When adequate datasets are available, this rigorous and principled approach should yield robust prediction models with little propensity to reflect noise or bias. ML provides no exception to the need for validation—indeed, their ability to identify nonlinear associations may render ML approaches particularly susceptible to overfitting. In a further study from the SI that used ML to detect pneumonia on chest radiography, Eric Oermann and colleagues found that a CNN model trained on pooled data from two large U.S. hospital systems could not replicate its performance when tested on data from a third hospital system [7]. In further analyses, the researchers found evidence that this model exploited imperceptible (to humans) image features associated with hospital system and department, to a greater extent than image features of pneumonia, and that hospital system and department were themselves predictors of pneumonia in the pooled training dataset. Thus, when tested in an independent hospital system the model may have been deprived of predictors that were key to initial fitting but irrelevant to patient diagnosis.

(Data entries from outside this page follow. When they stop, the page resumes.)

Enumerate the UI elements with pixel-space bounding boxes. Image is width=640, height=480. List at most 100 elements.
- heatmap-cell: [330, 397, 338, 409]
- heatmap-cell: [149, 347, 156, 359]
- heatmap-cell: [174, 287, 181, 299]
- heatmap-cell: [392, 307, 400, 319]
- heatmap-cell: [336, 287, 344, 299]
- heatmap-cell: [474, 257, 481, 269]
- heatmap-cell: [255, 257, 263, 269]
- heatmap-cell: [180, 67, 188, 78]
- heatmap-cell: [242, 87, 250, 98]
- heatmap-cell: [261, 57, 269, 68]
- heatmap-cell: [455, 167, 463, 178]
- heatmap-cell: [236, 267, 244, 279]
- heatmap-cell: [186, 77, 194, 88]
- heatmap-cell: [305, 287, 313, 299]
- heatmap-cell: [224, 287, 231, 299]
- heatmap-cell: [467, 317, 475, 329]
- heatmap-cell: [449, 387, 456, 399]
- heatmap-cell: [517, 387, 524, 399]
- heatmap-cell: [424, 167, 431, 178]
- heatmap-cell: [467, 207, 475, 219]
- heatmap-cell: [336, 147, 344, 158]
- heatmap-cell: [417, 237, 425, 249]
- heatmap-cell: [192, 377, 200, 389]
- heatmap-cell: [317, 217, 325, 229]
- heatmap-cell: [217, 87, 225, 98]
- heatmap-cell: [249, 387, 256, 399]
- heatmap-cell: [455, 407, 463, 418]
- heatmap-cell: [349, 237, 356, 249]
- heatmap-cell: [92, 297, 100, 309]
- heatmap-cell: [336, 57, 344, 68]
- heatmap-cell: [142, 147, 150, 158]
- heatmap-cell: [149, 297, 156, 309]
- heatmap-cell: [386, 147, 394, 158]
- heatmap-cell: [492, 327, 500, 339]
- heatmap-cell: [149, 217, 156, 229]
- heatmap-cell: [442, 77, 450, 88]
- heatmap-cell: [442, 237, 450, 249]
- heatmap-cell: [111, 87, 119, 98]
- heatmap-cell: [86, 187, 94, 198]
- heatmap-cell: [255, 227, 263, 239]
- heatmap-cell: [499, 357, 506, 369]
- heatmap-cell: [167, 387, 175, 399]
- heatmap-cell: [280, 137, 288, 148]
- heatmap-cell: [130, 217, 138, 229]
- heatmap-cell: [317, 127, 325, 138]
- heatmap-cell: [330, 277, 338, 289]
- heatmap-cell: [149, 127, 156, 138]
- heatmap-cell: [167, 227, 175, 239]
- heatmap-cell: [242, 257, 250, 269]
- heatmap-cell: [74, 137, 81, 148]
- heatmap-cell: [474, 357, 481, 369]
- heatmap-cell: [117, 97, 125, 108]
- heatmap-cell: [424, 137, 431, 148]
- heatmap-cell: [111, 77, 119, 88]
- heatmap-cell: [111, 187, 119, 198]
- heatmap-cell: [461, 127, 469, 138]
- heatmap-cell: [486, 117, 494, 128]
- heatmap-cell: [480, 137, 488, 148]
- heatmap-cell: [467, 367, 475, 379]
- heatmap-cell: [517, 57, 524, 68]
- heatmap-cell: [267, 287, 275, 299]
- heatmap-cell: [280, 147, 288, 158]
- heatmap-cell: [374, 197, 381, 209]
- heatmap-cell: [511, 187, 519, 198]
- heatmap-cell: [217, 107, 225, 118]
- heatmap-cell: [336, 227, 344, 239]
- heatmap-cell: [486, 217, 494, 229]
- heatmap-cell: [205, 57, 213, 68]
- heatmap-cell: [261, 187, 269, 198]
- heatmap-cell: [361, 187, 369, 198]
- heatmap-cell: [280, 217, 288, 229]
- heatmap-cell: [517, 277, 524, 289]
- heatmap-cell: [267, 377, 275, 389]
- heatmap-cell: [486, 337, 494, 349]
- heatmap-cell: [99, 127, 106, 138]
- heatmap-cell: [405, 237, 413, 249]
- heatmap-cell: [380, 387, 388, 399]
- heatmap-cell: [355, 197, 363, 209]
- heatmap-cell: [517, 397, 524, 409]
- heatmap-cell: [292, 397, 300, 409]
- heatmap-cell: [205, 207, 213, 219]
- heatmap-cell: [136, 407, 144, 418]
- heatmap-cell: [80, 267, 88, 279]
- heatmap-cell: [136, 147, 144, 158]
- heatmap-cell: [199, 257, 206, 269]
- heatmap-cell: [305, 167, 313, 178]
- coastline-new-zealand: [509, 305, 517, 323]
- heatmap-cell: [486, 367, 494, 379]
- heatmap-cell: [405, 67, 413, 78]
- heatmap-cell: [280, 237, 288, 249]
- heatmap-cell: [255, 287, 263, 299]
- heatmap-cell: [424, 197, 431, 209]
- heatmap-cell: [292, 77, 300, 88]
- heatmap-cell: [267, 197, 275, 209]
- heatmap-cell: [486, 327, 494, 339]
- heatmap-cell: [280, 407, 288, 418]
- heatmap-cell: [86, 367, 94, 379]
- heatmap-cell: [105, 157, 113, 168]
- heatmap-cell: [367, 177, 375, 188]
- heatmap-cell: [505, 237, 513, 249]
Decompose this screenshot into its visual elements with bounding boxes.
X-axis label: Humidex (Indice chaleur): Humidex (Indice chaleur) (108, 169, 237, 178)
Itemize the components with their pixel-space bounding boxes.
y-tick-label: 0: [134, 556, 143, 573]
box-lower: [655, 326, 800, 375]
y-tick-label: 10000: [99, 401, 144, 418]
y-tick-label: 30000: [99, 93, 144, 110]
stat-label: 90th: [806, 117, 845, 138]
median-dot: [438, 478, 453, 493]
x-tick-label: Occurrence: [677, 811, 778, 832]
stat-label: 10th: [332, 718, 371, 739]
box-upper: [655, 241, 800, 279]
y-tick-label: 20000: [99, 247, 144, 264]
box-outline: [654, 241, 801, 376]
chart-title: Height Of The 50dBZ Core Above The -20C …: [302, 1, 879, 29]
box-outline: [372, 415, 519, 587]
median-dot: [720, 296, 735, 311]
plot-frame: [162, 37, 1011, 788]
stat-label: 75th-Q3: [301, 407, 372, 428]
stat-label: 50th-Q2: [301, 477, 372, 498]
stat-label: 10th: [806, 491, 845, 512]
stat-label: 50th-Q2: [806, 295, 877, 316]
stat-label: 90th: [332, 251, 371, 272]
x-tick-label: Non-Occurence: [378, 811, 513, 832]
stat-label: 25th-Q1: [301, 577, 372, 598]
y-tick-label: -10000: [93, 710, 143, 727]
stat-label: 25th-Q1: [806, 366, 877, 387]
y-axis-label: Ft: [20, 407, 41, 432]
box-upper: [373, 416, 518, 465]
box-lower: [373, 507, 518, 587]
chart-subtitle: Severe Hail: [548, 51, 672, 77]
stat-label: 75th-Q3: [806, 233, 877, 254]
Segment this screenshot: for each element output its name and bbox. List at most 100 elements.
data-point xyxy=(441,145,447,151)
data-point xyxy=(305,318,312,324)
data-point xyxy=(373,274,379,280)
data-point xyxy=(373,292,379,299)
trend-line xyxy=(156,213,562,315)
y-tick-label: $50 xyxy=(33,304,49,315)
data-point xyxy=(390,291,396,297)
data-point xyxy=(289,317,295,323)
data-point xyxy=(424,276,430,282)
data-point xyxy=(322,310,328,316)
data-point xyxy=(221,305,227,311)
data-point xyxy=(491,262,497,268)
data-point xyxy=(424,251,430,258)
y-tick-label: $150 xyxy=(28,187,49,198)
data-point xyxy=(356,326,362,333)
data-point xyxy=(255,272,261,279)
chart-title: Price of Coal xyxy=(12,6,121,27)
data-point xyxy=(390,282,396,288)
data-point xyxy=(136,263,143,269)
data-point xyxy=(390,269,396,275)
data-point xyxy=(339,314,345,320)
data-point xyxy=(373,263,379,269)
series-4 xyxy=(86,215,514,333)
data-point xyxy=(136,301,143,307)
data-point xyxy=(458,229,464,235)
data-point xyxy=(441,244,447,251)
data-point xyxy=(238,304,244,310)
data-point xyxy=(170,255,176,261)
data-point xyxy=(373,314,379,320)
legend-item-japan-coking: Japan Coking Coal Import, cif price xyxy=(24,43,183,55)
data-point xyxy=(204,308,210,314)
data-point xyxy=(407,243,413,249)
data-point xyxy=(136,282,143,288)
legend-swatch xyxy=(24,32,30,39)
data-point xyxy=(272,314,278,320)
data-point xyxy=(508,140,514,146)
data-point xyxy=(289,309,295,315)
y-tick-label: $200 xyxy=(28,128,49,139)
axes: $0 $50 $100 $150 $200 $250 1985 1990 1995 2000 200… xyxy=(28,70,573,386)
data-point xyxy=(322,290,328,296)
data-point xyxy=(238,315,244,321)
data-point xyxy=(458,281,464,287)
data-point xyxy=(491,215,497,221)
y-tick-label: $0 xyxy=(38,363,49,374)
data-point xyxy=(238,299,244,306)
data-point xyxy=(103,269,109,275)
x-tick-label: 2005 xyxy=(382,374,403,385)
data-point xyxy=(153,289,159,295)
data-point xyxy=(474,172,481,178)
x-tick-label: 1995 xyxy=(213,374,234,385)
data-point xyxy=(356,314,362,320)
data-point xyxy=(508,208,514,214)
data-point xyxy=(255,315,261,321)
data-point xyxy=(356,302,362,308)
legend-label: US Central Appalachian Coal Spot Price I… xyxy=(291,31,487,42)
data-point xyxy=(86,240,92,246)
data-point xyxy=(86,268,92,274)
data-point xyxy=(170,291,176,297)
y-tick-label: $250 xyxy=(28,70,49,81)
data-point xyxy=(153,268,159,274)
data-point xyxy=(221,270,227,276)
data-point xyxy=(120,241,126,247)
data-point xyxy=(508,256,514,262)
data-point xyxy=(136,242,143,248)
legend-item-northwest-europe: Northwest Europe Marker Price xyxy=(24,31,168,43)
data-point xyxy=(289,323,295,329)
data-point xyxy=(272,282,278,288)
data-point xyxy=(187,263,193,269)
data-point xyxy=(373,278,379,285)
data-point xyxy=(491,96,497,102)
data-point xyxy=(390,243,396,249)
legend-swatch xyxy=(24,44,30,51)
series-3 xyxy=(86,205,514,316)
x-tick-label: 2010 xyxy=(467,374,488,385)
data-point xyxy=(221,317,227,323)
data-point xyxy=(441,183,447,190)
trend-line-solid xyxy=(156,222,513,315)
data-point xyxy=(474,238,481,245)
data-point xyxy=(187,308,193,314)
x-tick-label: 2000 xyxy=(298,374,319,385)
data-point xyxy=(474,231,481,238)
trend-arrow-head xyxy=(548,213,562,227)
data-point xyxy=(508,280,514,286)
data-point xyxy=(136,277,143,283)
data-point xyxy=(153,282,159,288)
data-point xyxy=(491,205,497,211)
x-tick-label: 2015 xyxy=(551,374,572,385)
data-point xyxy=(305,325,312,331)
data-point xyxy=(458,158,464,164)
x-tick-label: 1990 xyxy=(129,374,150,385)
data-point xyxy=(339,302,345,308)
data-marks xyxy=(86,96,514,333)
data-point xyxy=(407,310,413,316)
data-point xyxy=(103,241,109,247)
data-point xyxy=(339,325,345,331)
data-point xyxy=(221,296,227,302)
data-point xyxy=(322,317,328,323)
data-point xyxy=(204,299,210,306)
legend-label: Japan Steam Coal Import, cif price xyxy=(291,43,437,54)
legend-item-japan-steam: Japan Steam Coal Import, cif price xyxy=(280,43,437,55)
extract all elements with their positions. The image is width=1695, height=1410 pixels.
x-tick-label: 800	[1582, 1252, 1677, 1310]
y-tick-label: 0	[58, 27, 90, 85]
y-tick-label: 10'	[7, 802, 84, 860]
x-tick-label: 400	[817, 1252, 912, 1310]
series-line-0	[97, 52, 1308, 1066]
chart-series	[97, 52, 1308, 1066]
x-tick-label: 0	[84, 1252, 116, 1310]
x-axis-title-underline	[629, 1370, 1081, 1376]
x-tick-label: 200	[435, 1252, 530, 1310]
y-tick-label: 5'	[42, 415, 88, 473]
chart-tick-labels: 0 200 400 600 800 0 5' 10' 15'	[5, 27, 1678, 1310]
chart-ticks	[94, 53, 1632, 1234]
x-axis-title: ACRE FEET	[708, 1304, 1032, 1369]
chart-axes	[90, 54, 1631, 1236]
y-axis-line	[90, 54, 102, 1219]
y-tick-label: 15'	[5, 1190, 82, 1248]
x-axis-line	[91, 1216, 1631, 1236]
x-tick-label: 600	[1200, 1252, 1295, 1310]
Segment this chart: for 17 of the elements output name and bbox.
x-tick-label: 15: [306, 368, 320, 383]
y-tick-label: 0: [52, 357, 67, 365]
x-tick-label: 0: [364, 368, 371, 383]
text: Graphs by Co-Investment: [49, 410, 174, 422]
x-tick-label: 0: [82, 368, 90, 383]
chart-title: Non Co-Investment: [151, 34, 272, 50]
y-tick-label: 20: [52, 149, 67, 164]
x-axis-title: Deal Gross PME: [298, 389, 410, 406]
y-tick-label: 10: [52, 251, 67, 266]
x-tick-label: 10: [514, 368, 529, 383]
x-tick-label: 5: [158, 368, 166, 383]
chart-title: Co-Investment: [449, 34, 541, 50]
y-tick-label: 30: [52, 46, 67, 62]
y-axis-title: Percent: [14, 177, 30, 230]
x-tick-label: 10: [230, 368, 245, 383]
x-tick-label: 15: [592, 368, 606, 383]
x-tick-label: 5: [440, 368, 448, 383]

This demonstration of potential confounding has heightened our attention to the rigor of validation, already an editorial priority for reports of diagnostic tests intended for clinical use. Validation, like performance, must be fit for purpose, with highest standards applying when clinical decisions are implicated. In one SI study, Yizhi Liu and colleagues used electronic medical record (EMR) data to develop and validate a Random Forest model to estimate risk of future high myopia among Chinese school-aged children [8]. The model was trained (with internal cross-validation) using data from one large ophthalmic center in China, and then externally validated in a dataset pooled from seven additional centers. The researchers further tested their model’s performance on data from two longitudinal cohort studies, to better understand generalizability across different types of datasets. Thorough and resourceful validation of this kind should be highly sought by medical journals seeking to publish conclusive advances in ML.

Studies based on EMR and registry datasets are commonly amenable to performance validation using temporally or geographically distinct patient subsets. In a single-site study using ML to estimate risks of surgical complications, Corey and colleagues, with the intent of validating a data curation tool within their own center, used the most recent 5 months’ data from their repository for validation because these data best represented up-to-date patient characteristics and medical practices at their center [9]. In another SI study, Fatemeh Rahimian and colleagues estimated emergency admissions at the population level using ML with data from the UK Clinical Practice Research Datalink, with data from two northern districts of England held out for model validation [10]. The use of geographic partitioning increases confidence that ML predictions do not rely on district-specific features. A pre-specified analysis plan that sets out the partitioning scheme can avoid the appearance of post-hoc selection in data partitioning by establishing that choices were based on the model’s intended purpose, before sensitivity and specificity from internal validation were known.

In the evaluation of research for this Special Issue, the PLOS Medicine Editors attained increased confidence in ML’s potential to advance care, but also identified a need for clearer standards for ML study design and reporting in medical research. We hope these published articles provide a resource that assists ML researchers in finding the shortest path to improving human health on a broad scale, and we look forward to publishing future research in this dynamic area.